Salondan içeriye giriyordum ki boynunda görevli kartlarından olduğu için yetkili olduğunu düşündüğüm bir bayan yanıma geldi ve "Bu şekilde içeriye -maalesef- alınamayacağımı" söyledi. Ben de "niçin?" diye sorduğumda "Başörtülü olduğum için yasal gerekçelerle böyle bir uygulamanın olduğunu, zaten 2 saatlik bir program olduğunu, başörtümü çıkarırsam içeri girip konuşmayı dinleyebileceğimi, aksi halde zorunlu bir toplantı da olduğu için stajımda sorun oluşabileceğini…" söyledi.
İsmimi de yazdığımı görmüş, "eğer girmeyeceksem ismimi iptal etmeleri gerektiğini" söyledi. Ben de toplantıya katılmayacağımı, istiyorsa ismimi karalayabileceğini söyledim ve çıktım.
Ben gerçekten hiç böyle bir şey beklemiyordum, çünkü herhangi bir resmiyet kesbettiğini düşünmediğim bir salon ve hakeza öyle bir toplantı söz konusu. Ve o yetkili bayan bana bunu söylerken aşikar biçimde telaşlıydı. "Biliyorum ki zor bir durum ama maalesef ki böyle bir uygulama var.
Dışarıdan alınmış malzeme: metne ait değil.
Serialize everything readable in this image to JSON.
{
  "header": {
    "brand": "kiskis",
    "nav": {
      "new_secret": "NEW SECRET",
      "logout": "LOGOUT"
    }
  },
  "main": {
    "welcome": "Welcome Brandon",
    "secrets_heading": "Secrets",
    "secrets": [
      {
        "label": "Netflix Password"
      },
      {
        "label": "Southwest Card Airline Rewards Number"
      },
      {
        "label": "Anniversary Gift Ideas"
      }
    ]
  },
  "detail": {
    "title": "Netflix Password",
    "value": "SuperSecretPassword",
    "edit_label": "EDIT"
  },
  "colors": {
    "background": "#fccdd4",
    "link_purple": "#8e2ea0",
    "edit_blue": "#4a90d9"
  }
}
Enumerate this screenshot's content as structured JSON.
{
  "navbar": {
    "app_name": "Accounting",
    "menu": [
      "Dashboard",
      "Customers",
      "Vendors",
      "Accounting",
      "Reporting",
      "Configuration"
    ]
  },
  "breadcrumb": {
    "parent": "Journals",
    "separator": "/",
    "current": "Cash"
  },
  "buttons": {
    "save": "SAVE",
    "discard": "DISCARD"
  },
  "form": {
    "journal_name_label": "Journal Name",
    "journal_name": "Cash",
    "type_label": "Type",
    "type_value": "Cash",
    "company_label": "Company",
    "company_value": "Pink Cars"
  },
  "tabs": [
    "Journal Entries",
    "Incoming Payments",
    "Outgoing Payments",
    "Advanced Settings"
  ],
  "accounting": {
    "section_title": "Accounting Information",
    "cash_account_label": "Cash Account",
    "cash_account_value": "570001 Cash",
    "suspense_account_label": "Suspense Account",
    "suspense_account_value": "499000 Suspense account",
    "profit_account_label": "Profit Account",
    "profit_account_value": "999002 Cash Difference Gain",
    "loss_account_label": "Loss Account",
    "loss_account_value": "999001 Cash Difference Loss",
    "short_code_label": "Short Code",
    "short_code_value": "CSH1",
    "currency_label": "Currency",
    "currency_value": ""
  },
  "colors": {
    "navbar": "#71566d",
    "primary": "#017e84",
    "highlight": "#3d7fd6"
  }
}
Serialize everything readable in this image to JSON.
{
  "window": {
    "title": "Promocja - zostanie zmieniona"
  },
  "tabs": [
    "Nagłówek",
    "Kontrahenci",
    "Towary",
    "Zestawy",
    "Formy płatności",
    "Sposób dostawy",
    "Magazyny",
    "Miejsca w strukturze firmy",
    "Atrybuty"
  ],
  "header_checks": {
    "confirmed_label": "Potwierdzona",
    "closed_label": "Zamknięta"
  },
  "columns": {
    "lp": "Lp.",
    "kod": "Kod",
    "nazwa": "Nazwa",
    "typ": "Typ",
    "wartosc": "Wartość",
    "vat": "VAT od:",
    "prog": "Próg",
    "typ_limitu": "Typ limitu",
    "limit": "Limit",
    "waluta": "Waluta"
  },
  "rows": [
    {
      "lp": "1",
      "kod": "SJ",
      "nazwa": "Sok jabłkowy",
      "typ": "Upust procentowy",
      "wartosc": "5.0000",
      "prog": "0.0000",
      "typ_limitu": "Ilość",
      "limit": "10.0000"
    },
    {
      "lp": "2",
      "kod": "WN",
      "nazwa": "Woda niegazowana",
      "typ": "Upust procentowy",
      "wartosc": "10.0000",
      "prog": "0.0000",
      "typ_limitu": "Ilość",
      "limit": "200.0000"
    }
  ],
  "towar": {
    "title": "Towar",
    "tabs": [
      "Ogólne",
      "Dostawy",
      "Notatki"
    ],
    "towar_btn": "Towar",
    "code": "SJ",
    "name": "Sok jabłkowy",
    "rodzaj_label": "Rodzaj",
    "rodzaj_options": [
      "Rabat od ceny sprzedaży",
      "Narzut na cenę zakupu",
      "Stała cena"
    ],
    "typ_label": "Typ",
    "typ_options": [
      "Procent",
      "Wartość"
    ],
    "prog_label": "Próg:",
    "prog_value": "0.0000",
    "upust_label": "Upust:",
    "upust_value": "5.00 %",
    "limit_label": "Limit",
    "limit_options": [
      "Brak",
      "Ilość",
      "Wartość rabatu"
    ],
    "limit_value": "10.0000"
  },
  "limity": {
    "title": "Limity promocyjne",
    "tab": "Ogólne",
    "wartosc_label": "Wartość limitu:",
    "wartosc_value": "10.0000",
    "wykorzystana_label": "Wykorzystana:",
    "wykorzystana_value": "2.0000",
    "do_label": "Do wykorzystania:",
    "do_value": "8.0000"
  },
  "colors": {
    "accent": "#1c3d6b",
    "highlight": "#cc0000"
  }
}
Ne yazık ki…" gibi şeyler söyledi.Olay bu şekilde gerçekleşti.. Açıkçası böyle bir şey beklemediğim için çok şaşırdım, tabii ki bu ayrımcılık karşısında gururum zedelendi, kendimi kötü hissettim, orada sınıf arkadaşlarım ve çok sayıda avukat vardı. Bayanın yaklaşımı sert veya eleştirel değildi. Belki o yüzden herhangi bir tartışmaya girmedim. Ancak şimdi pişmanım; bana somut delil sunmasını istemediğim için…"
(Kaynak: Islah Haber)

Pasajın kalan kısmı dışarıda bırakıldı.